11. The method of claim 10, further comprising analyzing improved performance of event detection algorithms that are verified by offering an expert to annotate events, wherein outputs of a trained algorithm and the original algorithm differ, and wherein the determination of taking a modified algorithm into use is based on accuracy results associated with the annotations.

12. The method of claim 10, further comprising the expert analysis being performed by a human or system, with additional information data in use collected with invasive methods or data collected later in time.

13. The method of claim 10, further comprising events that are raised for re-annotation in an on-line process for data already collected but without verified annotations.

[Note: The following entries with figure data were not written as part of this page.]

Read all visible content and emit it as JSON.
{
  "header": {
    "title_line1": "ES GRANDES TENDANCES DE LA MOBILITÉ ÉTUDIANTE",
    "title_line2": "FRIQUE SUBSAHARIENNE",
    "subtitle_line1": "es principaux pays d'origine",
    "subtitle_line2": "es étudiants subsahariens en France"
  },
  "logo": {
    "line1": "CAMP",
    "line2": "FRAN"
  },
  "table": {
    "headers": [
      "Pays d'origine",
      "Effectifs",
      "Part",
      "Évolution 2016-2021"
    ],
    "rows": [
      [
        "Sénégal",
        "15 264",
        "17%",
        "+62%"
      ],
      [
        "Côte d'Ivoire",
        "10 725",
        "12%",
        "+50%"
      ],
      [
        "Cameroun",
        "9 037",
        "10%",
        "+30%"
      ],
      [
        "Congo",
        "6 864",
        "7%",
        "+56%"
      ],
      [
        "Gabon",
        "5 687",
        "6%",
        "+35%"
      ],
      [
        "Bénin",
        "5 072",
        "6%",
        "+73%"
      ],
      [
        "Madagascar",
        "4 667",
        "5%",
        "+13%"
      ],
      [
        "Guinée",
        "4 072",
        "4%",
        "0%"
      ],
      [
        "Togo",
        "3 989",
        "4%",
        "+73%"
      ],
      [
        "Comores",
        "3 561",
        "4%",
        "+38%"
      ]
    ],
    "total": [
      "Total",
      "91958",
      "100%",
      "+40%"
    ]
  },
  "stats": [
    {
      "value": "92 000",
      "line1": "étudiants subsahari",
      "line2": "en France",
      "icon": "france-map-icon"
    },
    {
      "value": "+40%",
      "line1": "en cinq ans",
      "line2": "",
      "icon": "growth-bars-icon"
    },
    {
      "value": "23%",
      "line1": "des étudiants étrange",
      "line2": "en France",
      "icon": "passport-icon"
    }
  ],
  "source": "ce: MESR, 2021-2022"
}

14. The method of claim 10, further comprising a comparison in which n (a number of) annotations are raised for re-annotation and a trained model needs to outperform an original model with the events in scope.

15. The method of claim 10, further comprising updating an algorithm utilizing existing databases or new sample(s).

16. The method of claim 10, further comprising annotations that are weighted based on their estimated criticality or importance in a model selection/determination/decision process.

17. The method of claim 10, further comprising utilizing acceptance criteria for either model that is based on pre-defined limits developed by an expert in continuous learning models.

18. The method of claim 17, further comprising utilizing acceptance criteria that if not satisfied due to low sample sizes below a defined threshold, the comparison is continued by feeding new data samples to the models.

19. A computer program product for facilitating the control of a continuous learning model, the computer program product comprising a non-transitory computer-readable memory having program instructions embodied therewith, the program instructions executable by a processor to cause the processor to:

update an original algorithm to a new algorithm based on expert analysis of the outcome of the original algorithm; and

execute both new and original version algorithms together against un-labeled data, and selected samples, where the algorithm outcome differences are raised for expert review; and

compare the new and original model algorithm performances by evaluating the counts where each of the new or original algorithms are correct and when their outputs are similar to determine if a new model should replace an original model.

20. The computer program product of claim 19, wherein the program instructions are executable by the processor to cause the processor to analyze improved performance of event detection algorithm that is verified by offering an expert to annotate the events, where the outputs of the trained algorithm and the original algorithm differ, and where the decision of taking the modified algorithm into use is based on accuracy results with these annotations.